Underlying mechanisms of effortful listening and fatigue
Changes in physiological arousal often accompany the perception of mental effort. One way to measure changes in arousal during listening is by using pupillometry – an eye tracking technique used to monitor changes in the size of the eye’s pupil. My previous work (link) has found that changes over time in pupil size may reflect an inability to sustain attention and arousal during a listening task. My current ESRC-funded work aims to better understand the mechanisms that underlie the experience of effortful listening and fatigue.
Additional project involvement
- Unpacking the underlying mechanisms of informational masking during speech perception (Sven Mattys & Sarah Knight, UoY)
- Investigating speech perception in noise within a cognitive framework (Alex Mepham & Sven Mattys, UoY)
- Language switching costs in bilinguals (Angela de Bruin, UoY)
- Examining fatigue from audiovisual speech processing (Violet Brown, WashU)
- Development of a questionnaire for measuring listening-related fatigue in individuals with hearing loss with collaborators at VUMC (link) (Ben Hornsby, Hilary Davis, Sun-Joo Cho, Stephen Camarata, & Fred Bess, Vanderbilt University)
Effortful listening and fatigue in hearing loss
Listening-related effort and fatigue is a common complaint for individuals with hearing loss. For audiologists, a reliable objective index of listening effort and/or listening-related fatigue could help to supplement current clinical tools, providing a more comprehensive assessment of the disability associated with hearing loss. In a discussion ‘white paper’ (link), we discussed the theoretical underpinnings and clinical value of these concepts, with contributions from experts in the field. In an experimental study (link), we found that children with hearing loss process speech more slowly than their normal-hearing counterparts.
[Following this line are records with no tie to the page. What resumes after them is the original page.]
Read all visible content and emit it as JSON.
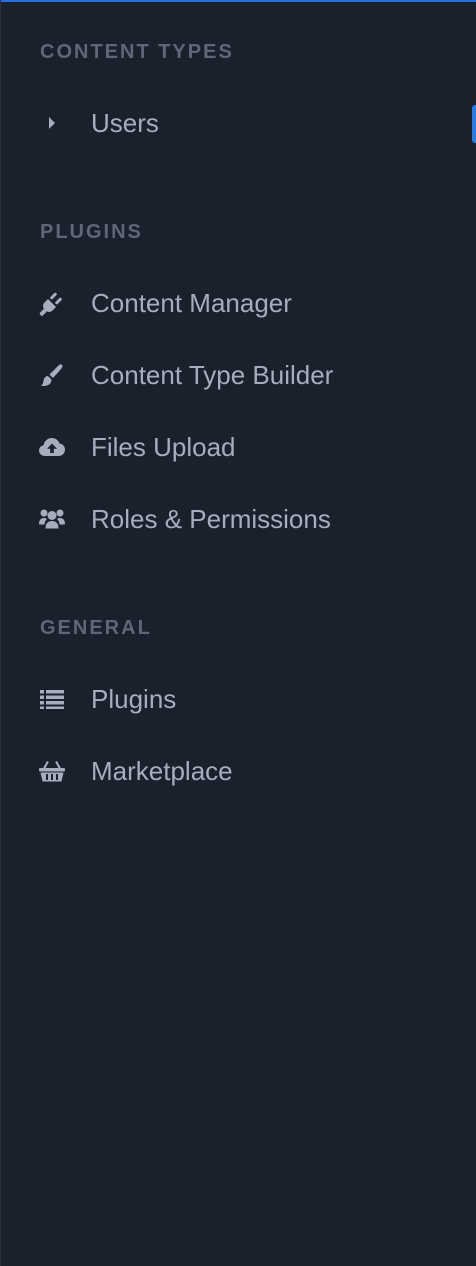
{
  "sections": {
    "content_types": {
      "title": "CONTENT TYPES",
      "items": [
        {
          "label": "Users",
          "icon": "caret-right-icon"
        }
      ]
    },
    "plugins": {
      "title": "PLUGINS",
      "items": [
        {
          "label": "Content Manager",
          "icon": "plug-icon"
        },
        {
          "label": "Content Type Builder",
          "icon": "paint-brush-icon"
        },
        {
          "label": "Files Upload",
          "icon": "cloud-upload-icon"
        },
        {
          "label": "Roles & Permissions",
          "icon": "users-icon"
        }
      ]
    },
    "general": {
      "title": "GENERAL",
      "items": [
        {
          "label": "Plugins",
          "icon": "list-icon"
        },
        {
          "label": "Marketplace",
          "icon": "shopping-basket-icon"
        }
      ]
    }
  },
  "colors": {
    "background": "#1b202d",
    "section_title": "#5f6677",
    "item_text": "#a6adbc",
    "icon": "#a6adbc",
    "accent": "#2a7ce0"
  }
}
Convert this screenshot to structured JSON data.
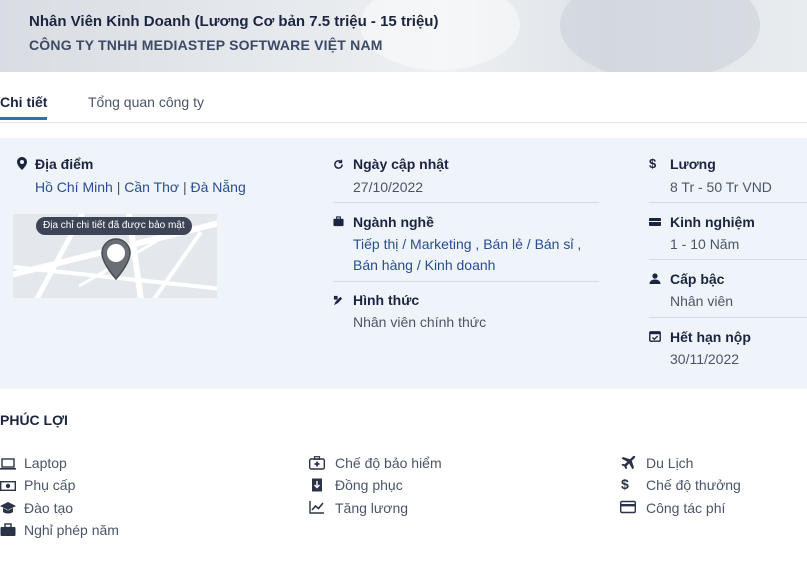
{
  "header": {
    "job_title": "Nhân Viên Kinh Doanh (Lương Cơ bản 7.5 triệu - 15 triệu)",
    "company": "CÔNG TY TNHH MEDIASTEP SOFTWARE VIỆT NAM"
  },
  "tabs": [
    {
      "label": "Chi tiết",
      "active": true
    },
    {
      "label": "Tổng quan công ty",
      "active": false
    }
  ],
  "info": {
    "location": {
      "label": "Địa điểm",
      "cities": [
        "Hồ Chí Minh",
        "Cần Thơ",
        "Đà Nẵng"
      ],
      "separator": " | ",
      "map_caption": "Địa chỉ chi tiết đã được bảo mật"
    },
    "updated": {
      "label": "Ngày cập nhật",
      "value": "27/10/2022"
    },
    "industry": {
      "label": "Ngành nghề",
      "line1": "Tiếp thị / Marketing , Bán lẻ / Bán sỉ ,",
      "line2": "Bán hàng / Kinh doanh"
    },
    "work_type": {
      "label": "Hình thức",
      "value": "Nhân viên chính thức"
    },
    "salary": {
      "label": "Lương",
      "value": "8 Tr - 50 Tr VND"
    },
    "experience": {
      "label": "Kinh nghiệm",
      "value": "1 - 10 Năm"
    },
    "level": {
      "label": "Cấp bậc",
      "value": "Nhân viên"
    },
    "deadline": {
      "label": "Hết hạn nộp",
      "value": "30/11/2022"
    }
  },
  "benefits": {
    "title": "PHÚC LỢI",
    "items": [
      {
        "label": "Laptop",
        "icon": "laptop-icon"
      },
      {
        "label": "Phụ cấp",
        "icon": "money-icon"
      },
      {
        "label": "Đào tạo",
        "icon": "graduation-cap-icon"
      },
      {
        "label": "Nghỉ phép năm",
        "icon": "briefcase-icon"
      },
      {
        "label": "Chế độ bảo hiểm",
        "icon": "medkit-icon"
      },
      {
        "label": "Đồng phục",
        "icon": "uniform-icon"
      },
      {
        "label": "Tăng lương",
        "icon": "chart-line-icon"
      },
      {
        "label": "Du Lịch",
        "icon": "plane-icon"
      },
      {
        "label": "Chế độ thưởng",
        "icon": "dollar-icon"
      },
      {
        "label": "Công tác phí",
        "icon": "credit-card-icon"
      }
    ]
  },
  "colors": {
    "accent": "#2f6db5",
    "info_bg": "#eef4f9",
    "link": "#2a4d8f",
    "text_dark": "#1c2540"
  }
}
Effortful listening and fatigue in the classroom
School classrooms are notoriously poor acoustic environments which poses a threat to the acquisition of key academic skills. Beyond that, it is likely that these suboptimal conditions result in the experience of effortful listening and fatigue in school-aged children. My previous work (link) demonstrated that school-aged children experience heightened physiological arousal in a typical classroom-like listening condition compared to that which is considered ideal for classroom listening.